The Dissenters charge that the Organization "played both ends to the middle", thereby placing "Carrier in jeopardy" is not well taken, nor, is such an allegation supported by the record. The record shows that carrier was not misled by the position taken by the Organization, quite the contrary, as it was the Carrier who introduced a multitude of irrelevant, immaterial, inconsistent and extraneous matters in an endeavor to confuse the issue. Thereby, evidencing the weakness of its position. Such tactics are not uncommon with this Carrier, as a review of the dockets from this property will show.
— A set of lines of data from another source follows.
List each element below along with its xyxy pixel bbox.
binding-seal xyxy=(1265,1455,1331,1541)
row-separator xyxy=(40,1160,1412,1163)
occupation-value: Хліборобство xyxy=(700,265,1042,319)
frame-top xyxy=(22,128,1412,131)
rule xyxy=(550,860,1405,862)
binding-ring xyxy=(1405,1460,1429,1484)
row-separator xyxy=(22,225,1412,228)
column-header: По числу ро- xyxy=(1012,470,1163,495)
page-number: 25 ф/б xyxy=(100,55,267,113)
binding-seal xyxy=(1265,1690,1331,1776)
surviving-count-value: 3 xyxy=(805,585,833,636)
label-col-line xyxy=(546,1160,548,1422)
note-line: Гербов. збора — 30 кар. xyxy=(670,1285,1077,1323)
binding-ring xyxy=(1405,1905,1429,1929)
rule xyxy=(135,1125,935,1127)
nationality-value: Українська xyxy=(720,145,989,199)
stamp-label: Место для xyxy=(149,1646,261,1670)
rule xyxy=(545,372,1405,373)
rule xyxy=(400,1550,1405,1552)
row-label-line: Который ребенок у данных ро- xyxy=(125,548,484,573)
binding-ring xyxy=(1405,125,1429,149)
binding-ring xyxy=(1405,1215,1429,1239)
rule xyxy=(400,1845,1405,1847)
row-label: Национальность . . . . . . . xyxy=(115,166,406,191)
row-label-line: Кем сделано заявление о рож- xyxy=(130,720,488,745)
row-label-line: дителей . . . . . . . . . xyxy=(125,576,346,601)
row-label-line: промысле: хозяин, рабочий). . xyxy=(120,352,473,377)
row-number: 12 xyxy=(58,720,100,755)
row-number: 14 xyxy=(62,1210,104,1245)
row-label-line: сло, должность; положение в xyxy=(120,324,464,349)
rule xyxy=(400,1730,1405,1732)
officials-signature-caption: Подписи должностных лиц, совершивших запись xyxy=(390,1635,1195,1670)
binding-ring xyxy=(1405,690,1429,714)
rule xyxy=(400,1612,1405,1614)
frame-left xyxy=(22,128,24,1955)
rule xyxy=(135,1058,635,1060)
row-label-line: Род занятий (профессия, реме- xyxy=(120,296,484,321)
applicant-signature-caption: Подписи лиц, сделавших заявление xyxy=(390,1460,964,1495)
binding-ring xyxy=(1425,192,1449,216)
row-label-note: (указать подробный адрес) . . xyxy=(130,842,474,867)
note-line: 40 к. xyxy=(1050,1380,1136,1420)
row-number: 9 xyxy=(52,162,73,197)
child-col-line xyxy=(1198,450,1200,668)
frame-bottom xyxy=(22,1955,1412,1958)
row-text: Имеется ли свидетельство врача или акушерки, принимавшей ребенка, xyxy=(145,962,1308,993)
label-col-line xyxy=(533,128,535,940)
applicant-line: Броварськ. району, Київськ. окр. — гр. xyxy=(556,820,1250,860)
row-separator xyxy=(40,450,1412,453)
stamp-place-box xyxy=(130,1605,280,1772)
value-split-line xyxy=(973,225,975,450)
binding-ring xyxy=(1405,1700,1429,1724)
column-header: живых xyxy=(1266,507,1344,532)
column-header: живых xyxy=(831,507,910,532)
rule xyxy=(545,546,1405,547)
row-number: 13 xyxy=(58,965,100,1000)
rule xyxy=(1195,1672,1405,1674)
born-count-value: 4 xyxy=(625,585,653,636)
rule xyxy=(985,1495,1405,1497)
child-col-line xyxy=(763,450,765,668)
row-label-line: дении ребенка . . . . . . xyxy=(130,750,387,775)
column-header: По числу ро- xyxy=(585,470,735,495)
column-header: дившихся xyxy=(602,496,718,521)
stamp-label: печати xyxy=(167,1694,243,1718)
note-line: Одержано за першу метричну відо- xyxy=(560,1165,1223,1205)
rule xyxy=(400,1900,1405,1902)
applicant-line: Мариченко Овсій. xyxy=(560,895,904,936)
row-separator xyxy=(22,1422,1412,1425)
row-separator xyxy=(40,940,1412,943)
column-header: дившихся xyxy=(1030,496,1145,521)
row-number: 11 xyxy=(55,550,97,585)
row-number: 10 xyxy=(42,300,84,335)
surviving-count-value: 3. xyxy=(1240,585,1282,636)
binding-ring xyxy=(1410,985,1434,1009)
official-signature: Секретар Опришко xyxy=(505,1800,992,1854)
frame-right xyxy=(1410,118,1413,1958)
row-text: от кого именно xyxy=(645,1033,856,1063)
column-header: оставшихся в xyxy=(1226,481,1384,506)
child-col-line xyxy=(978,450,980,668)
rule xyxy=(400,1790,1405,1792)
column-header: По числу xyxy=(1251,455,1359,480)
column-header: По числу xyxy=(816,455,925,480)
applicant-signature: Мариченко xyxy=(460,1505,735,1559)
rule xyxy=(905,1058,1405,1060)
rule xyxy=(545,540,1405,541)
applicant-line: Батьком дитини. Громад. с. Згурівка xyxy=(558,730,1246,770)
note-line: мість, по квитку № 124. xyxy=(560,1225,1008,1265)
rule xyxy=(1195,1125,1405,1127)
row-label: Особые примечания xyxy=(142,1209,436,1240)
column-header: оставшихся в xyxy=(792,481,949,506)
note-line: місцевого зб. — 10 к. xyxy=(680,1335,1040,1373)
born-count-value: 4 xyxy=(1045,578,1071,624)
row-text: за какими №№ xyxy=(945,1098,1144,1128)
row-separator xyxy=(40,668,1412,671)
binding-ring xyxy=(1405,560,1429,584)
It is apparent from the Dissenters' remarks that they are of the opinion that an inconsistent interpretation, or argument, presented by a General Chairman of the Organization has the effect of changing the meaning of a clear and unambiguous agreement, particularly where such fits their convenience. If this assumption is correct, the Division's work has been greatly simplified and sustaining awards must be rendered on all disputes now pending. However Referee Bakke placed this subject in its proper perspective in Award 6611, by stating:


    "The Carrier complains that the employes are assuming an inconsistent position with that they took in Award 6065. There is nothing new about that. Life is full of inconsistencies, and the work on the Board is full of them, if for no other reason that frequently the agreements themselves are inconsistent; it just happens that this one must be resolved in favor of the employes."


The false impression left by the last paragraph of the Dissent, that the "two Group 2 employes used are deprived of the benefits of their rights" until such time as a regularly assigned position is bulletined for bids, is based entirely upon pure conjecture and supposition and not on fact. That question was not before the Board in this dispute and any references thereto is outside the scope of Award 9541. Should the involved Carrier proceed upon such an assumption, it does so at its peril.